My first deep study with yoga and its multiple limbs--not just asana, or postures--was when I did a teacher training with the Niroga Institute. Being low-income, I only was able to attend due to a scholarship they provided. I also chose them specifically because the director is South Asian who grew up practicing in the Himalayas... I did so much research before making the commitment. Our other teachers were POC, or if they were white, they were seniors or otherwise not completely able-bodied.
I would say that yoga/somatics has allowed for me to return to my body and get out of my head, and to develop and trust my intuition. Because of my complex trauma history and neurodivergence, and because this white supremacist western culture we are all steeped in emphasizes using your brain at the expense of your body, I have a tendency to overthink. Dropping down into the body, breathing, noticing sensations, allows me to slow down and gives me freedom to just be, even if just for a moment. And doing this in community, in circle, where folks feel safe to be vulnerable, silly, and supported, is so important. These are ways to embody liberation, from a mat, from a chair, from a bed (You do not need a mat or "yoga clothes" to practice! Can you imagine folks thousands of years ago wearing stretchy leggings? It makes me laugh.) I've also been more uncompromising when it comes to REST in the context of justice and liberation work. It is ableist to expect folks to go go go all the time, and it is just reinforcing hypercapitalist modes of being. I primarily try to serve BIPOC communities, and in particular QTBIPOC because of the additional marginalizations we tend to face. Also to my folks who also struggle with ADHD, OCD, anxiety, depression--let me tell you about how these practices have made daily existence more bearable! And less reactive even when in situations where I must act--I can respond with agency instead of out of habit.

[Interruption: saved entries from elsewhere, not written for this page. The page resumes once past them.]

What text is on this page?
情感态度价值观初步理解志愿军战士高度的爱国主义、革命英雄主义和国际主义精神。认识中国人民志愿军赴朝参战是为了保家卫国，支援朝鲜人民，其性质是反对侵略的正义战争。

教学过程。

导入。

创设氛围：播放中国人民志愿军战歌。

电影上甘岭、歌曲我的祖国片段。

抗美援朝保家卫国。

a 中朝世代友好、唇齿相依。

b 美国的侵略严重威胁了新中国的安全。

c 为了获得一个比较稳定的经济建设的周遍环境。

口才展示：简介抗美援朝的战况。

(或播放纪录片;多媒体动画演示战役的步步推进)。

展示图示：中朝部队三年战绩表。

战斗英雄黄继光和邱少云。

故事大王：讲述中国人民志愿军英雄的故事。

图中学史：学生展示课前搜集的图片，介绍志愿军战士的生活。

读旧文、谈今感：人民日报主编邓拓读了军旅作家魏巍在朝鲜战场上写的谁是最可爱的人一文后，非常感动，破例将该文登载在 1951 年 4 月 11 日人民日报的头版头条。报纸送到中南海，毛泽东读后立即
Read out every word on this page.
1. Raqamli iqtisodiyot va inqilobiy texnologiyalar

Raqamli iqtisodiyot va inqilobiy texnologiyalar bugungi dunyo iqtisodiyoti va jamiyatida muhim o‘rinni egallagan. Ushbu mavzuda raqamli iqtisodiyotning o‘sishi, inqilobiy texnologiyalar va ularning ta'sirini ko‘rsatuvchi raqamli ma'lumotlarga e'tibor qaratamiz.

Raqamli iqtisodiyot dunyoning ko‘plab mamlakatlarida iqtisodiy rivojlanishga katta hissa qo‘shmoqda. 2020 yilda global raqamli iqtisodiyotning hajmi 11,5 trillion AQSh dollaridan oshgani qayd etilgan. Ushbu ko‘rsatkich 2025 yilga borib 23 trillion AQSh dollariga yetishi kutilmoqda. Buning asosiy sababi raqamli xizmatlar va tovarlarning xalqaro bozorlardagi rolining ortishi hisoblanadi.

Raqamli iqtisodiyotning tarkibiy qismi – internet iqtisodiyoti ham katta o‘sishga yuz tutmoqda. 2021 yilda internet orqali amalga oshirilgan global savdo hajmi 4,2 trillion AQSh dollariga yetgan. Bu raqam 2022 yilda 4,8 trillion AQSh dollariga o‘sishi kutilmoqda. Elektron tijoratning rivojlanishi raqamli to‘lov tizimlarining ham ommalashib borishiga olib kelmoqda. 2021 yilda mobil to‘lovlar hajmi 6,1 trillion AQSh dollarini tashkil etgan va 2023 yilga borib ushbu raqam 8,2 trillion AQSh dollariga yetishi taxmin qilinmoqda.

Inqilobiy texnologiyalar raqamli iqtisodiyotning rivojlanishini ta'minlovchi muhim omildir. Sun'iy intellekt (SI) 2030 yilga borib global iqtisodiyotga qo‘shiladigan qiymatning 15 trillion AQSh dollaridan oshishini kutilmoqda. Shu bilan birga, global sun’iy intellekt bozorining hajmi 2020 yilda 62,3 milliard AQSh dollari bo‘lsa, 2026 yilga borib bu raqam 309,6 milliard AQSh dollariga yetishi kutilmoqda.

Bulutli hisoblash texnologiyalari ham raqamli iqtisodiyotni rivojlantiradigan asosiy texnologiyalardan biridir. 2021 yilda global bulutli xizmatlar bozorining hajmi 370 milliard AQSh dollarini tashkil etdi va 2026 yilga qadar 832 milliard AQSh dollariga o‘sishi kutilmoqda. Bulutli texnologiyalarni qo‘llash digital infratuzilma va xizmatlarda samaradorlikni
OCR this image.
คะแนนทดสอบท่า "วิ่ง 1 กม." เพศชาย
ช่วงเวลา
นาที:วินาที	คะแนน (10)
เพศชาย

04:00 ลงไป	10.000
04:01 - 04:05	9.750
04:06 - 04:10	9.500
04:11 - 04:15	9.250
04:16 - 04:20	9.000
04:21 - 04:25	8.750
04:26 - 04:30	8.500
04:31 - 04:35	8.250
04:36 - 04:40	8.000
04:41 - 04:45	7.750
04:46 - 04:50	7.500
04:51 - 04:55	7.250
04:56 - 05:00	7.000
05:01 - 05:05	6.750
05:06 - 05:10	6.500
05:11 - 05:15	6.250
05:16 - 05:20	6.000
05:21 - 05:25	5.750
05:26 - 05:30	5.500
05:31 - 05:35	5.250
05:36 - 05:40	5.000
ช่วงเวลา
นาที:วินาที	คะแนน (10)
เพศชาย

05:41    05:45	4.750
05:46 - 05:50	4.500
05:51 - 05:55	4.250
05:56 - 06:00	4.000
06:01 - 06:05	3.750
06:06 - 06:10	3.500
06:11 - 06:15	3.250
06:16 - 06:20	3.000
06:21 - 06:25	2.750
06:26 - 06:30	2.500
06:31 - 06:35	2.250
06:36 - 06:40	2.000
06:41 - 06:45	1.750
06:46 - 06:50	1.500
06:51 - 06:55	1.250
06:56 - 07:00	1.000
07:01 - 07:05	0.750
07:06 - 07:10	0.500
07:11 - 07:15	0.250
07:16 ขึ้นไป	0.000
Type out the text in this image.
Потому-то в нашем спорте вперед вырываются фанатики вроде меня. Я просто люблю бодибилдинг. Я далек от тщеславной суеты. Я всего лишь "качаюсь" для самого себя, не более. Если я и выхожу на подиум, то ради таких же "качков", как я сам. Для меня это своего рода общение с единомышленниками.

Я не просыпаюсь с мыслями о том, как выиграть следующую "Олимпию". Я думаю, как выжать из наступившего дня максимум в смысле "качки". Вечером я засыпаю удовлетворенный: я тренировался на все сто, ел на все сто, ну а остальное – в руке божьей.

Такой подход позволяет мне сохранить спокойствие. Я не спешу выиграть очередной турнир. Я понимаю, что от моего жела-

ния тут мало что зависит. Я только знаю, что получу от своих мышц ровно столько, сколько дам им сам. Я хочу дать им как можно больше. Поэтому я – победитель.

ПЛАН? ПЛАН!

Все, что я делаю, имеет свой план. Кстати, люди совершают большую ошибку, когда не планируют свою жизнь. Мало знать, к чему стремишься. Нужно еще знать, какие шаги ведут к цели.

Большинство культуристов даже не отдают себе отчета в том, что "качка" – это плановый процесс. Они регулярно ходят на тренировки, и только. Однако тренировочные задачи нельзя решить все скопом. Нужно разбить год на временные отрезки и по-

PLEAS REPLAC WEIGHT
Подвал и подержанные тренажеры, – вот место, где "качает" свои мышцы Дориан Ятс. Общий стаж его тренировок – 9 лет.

Founder of Healing Without Hierarchy & Kapwa Flow Somatic Meditation, Jessy Zapanta (they, she, siya, he) is a community organizer, educator, and survivor-centered mindful movement and meditation facilitator born and raised in the Bay Area. Experienced in western and Asian bodywork, counseling, Raja Yoga, qigong, somatics, and improv, Jessy has led workshops centering the experiences of queer, trans, gender-diverse, disabled, and neurodivergent practitioners, holding space for folks to reconnect to body, heartmind, and joy in beloved community. Siya is passionate about accessibility and facilitates a modality of radically-inclusive movement meditation called Kapwa Flow which holds space for the collective needs of participants and draws from the Pilipinx concept of interconnectedness. Jessy loves seeing the energetic shift when families or colleagues show up to class together. With roots spanning across Pangasinan, Nagasaki, and Fujian, Jessy’s path includes reclaiming diverse ancestral teachings, trusting intuition, and building intersectional, intergenerational communities of care.